Why should you overcome laziness in trading plans?

Anyone who knows how to trade understands the importance of having a plan. However, some traders, despite knowing this, are too lazy to actually create and execute a proper trading plan, claiming that “the plan is in their mind” as they recklessly navigate the market.

So, what role does a trading plan play in trading? Can you afford to be lazy?

A Trading Plan Can Help You Improve

The essence of trading, for speculators, is simply about what you are willing to risk and what you hope to gain (how you risk and gain is a matter of trading technique).

If you have yet to form a strict trading plan before entering a trade and only have a vague framework in your mind, the market’s price fluctuations will make it difficult to determine how much you are willing to risk or what you really want to gain. Everything becomes nebulous.

This can result in not stopping losses when you should, not holding positions when you need to, not entering the market when it’s the right time, and being left with endless regret.

Because of this regret, you might even develop the illusion that as long as you stick to your viewpoint, strictly follow your plan, and avoid regret, you will achieve success.

For almost all investors, if you have yet to establish a strict trading record and plan, your mind will be filled with memories of the trades you saw correctly but didn’t execute.

As for the trades you saw incorrectly and didn’t execute, you’ll soon forget them. Only by establishing a strict pre-trade plan and post-trade record can you genuinely reflect on yourself, summarize your experiences, and improve, allowing you to evaluate yourself and the market objectively rather than relying on fragmented memories to judge yourself.

A Trading Plan Helps You Stay Objective

At first glance, creating a trading plan seems purely subjective. How can it be an essential tool for maintaining objectivity?

Indeed, planning is subjective, but the most important aspect is that the plan is not based on market predictions.

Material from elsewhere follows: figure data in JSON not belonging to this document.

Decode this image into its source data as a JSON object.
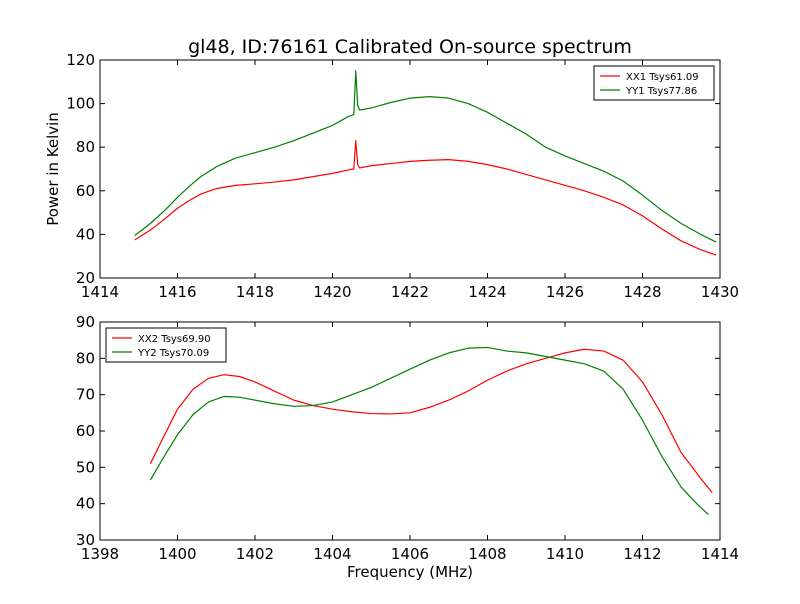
{
  "chart_data": [
    {
      "type": "line",
      "title": "gl48, ID:76161 Calibrated On-source spectrum",
      "xlabel": "",
      "ylabel": "Power in Kelvin",
      "xlim": [
        1414,
        1430
      ],
      "ylim": [
        20,
        120
      ],
      "xticks": [
        "1414",
        "1416",
        "1418",
        "1420",
        "1422",
        "1424",
        "1426",
        "1428",
        "1430"
      ],
      "yticks": [
        "20",
        "40",
        "60",
        "80",
        "100",
        "120"
      ],
      "legend_position": "top-right",
      "series": [
        {
          "name": "XX1 Tsys61.09",
          "color": "#ff0000",
          "points": [
            [
              1414.9,
              37.5
            ],
            [
              1415.3,
              42
            ],
            [
              1415.7,
              47.5
            ],
            [
              1416.0,
              52
            ],
            [
              1416.3,
              55.5
            ],
            [
              1416.6,
              58.5
            ],
            [
              1417.0,
              61
            ],
            [
              1417.5,
              62.5
            ],
            [
              1418.0,
              63.2
            ],
            [
              1418.5,
              64
            ],
            [
              1419.0,
              65
            ],
            [
              1419.5,
              66.5
            ],
            [
              1420.0,
              68
            ],
            [
              1420.4,
              69.5
            ],
            [
              1420.55,
              70
            ],
            [
              1420.6,
              83
            ],
            [
              1420.65,
              72
            ],
            [
              1420.7,
              70.5
            ],
            [
              1421.0,
              71.5
            ],
            [
              1421.5,
              72.5
            ],
            [
              1422.0,
              73.5
            ],
            [
              1422.5,
              74
            ],
            [
              1423.0,
              74.3
            ],
            [
              1423.5,
              73.5
            ],
            [
              1424.0,
              72
            ],
            [
              1424.5,
              70
            ],
            [
              1425.0,
              67.5
            ],
            [
              1425.5,
              65
            ],
            [
              1426.0,
              62.5
            ],
            [
              1426.5,
              60
            ],
            [
              1427.0,
              57
            ],
            [
              1427.5,
              53.5
            ],
            [
              1428.0,
              48.5
            ],
            [
              1428.5,
              42.5
            ],
            [
              1429.0,
              37
            ],
            [
              1429.5,
              33
            ],
            [
              1429.9,
              30.5
            ]
          ]
        },
        {
          "name": "YY1 Tsys77.86",
          "color": "#008000",
          "points": [
            [
              1414.9,
              39.5
            ],
            [
              1415.3,
              45
            ],
            [
              1415.7,
              51.5
            ],
            [
              1416.0,
              57
            ],
            [
              1416.3,
              62
            ],
            [
              1416.6,
              66.5
            ],
            [
              1417.0,
              71
            ],
            [
              1417.5,
              75
            ],
            [
              1418.0,
              77.5
            ],
            [
              1418.5,
              80
            ],
            [
              1419.0,
              83
            ],
            [
              1419.5,
              86.5
            ],
            [
              1420.0,
              90
            ],
            [
              1420.4,
              94
            ],
            [
              1420.55,
              95
            ],
            [
              1420.6,
              115
            ],
            [
              1420.65,
              99
            ],
            [
              1420.7,
              97
            ],
            [
              1421.0,
              98
            ],
            [
              1421.5,
              100.5
            ],
            [
              1422.0,
              102.5
            ],
            [
              1422.5,
              103.2
            ],
            [
              1423.0,
              102.5
            ],
            [
              1423.5,
              100
            ],
            [
              1424.0,
              96
            ],
            [
              1424.5,
              91
            ],
            [
              1425.0,
              86
            ],
            [
              1425.5,
              80
            ],
            [
              1426.0,
              76
            ],
            [
              1426.5,
              72.5
            ],
            [
              1427.0,
              69
            ],
            [
              1427.5,
              64.5
            ],
            [
              1428.0,
              58
            ],
            [
              1428.5,
              51
            ],
            [
              1429.0,
              45
            ],
            [
              1429.5,
              40
            ],
            [
              1429.9,
              36.5
            ]
          ]
        }
      ]
    },
    {
      "type": "line",
      "title": "",
      "xlabel": "Frequency (MHz)",
      "ylabel": "",
      "xlim": [
        1398,
        1414
      ],
      "ylim": [
        30,
        90
      ],
      "xticks": [
        "1398",
        "1400",
        "1402",
        "1404",
        "1406",
        "1408",
        "1410",
        "1412",
        "1414"
      ],
      "yticks": [
        "30",
        "40",
        "50",
        "60",
        "70",
        "80",
        "90"
      ],
      "legend_position": "top-left",
      "series": [
        {
          "name": "XX2 Tsys69.90",
          "color": "#ff0000",
          "points": [
            [
              1399.3,
              51
            ],
            [
              1399.6,
              57.5
            ],
            [
              1400.0,
              66
            ],
            [
              1400.4,
              71.5
            ],
            [
              1400.8,
              74.5
            ],
            [
              1401.2,
              75.5
            ],
            [
              1401.6,
              75
            ],
            [
              1402.0,
              73.5
            ],
            [
              1402.5,
              71
            ],
            [
              1403.0,
              68.5
            ],
            [
              1403.5,
              67
            ],
            [
              1404.0,
              66
            ],
            [
              1404.5,
              65.3
            ],
            [
              1405.0,
              64.8
            ],
            [
              1405.5,
              64.7
            ],
            [
              1406.0,
              65
            ],
            [
              1406.5,
              66.5
            ],
            [
              1407.0,
              68.5
            ],
            [
              1407.5,
              71
            ],
            [
              1408.0,
              74
            ],
            [
              1408.5,
              76.5
            ],
            [
              1409.0,
              78.5
            ],
            [
              1409.5,
              80
            ],
            [
              1410.0,
              81.5
            ],
            [
              1410.5,
              82.5
            ],
            [
              1411.0,
              82
            ],
            [
              1411.5,
              79.5
            ],
            [
              1412.0,
              73.5
            ],
            [
              1412.5,
              64.5
            ],
            [
              1413.0,
              54
            ],
            [
              1413.5,
              47
            ],
            [
              1413.8,
              43
            ]
          ]
        },
        {
          "name": "YY2 Tsys70.09",
          "color": "#008000",
          "points": [
            [
              1399.3,
              46.5
            ],
            [
              1399.6,
              52
            ],
            [
              1400.0,
              59
            ],
            [
              1400.4,
              64.5
            ],
            [
              1400.8,
              68
            ],
            [
              1401.2,
              69.5
            ],
            [
              1401.6,
              69.3
            ],
            [
              1402.0,
              68.5
            ],
            [
              1402.5,
              67.5
            ],
            [
              1403.0,
              66.8
            ],
            [
              1403.5,
              67
            ],
            [
              1404.0,
              68
            ],
            [
              1404.5,
              70
            ],
            [
              1405.0,
              72
            ],
            [
              1405.5,
              74.5
            ],
            [
              1406.0,
              77
            ],
            [
              1406.5,
              79.5
            ],
            [
              1407.0,
              81.5
            ],
            [
              1407.5,
              82.8
            ],
            [
              1408.0,
              83
            ],
            [
              1408.5,
              82
            ],
            [
              1409.0,
              81.5
            ],
            [
              1409.5,
              80.5
            ],
            [
              1410.0,
              79.5
            ],
            [
              1410.5,
              78.5
            ],
            [
              1411.0,
              76.5
            ],
            [
              1411.5,
              71.5
            ],
            [
              1412.0,
              63
            ],
            [
              1412.5,
              53
            ],
            [
              1413.0,
              44.5
            ],
            [
              1413.4,
              40
            ],
            [
              1413.7,
              37
            ]
          ]
        }
      ]
    }
  ]
}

It is not created because we predict the market will rise and thus decide to buy.

Instead, it is based on how we will react to various market changes. In other words, a trading plan is a contingency plan, not a predictive plan.

Once you’ve created a contingency plan and accepted it, you clearly understand the risks and profits associated with it. As long as the market signals align with your plan, you can confidently execute it, even if it seems like it might be wrong.

You will understand the cost of any mistakes and whether these costs are within your tolerance, thus avoiding being unsettled by the market’s chaotic fluctuations.

A Trading Plan Minimizes Unnecessary Trades

Creating a trading plan can also minimize arbitrary and unnecessary trades. Trades that make it into your plan are certainly well thought out and worth executing rather than being driven by the market’s chaotic fluctuations.

With the constraint of a trading plan, you will have a clear target to wait for, preventing aimless monitoring and waiting.

The process of making a trading plan is also a process of carefully analyzing and studying the market. To understand market signals, you must consistently engage with the market daily.

Engaging with the market involves making plans, observing the outcomes, summarizing, and maintaining this cycle. Improving your trading skills comes from long-term persistence and diligent accumulation.

With the same trading experiences, a person who is more diligent and better at summarizing will undoubtedly improve faster than someone who isn’t.

Over time, you will find that the results of trading with a plan versus without a plan are vastly different. So, do you still want to be lazy?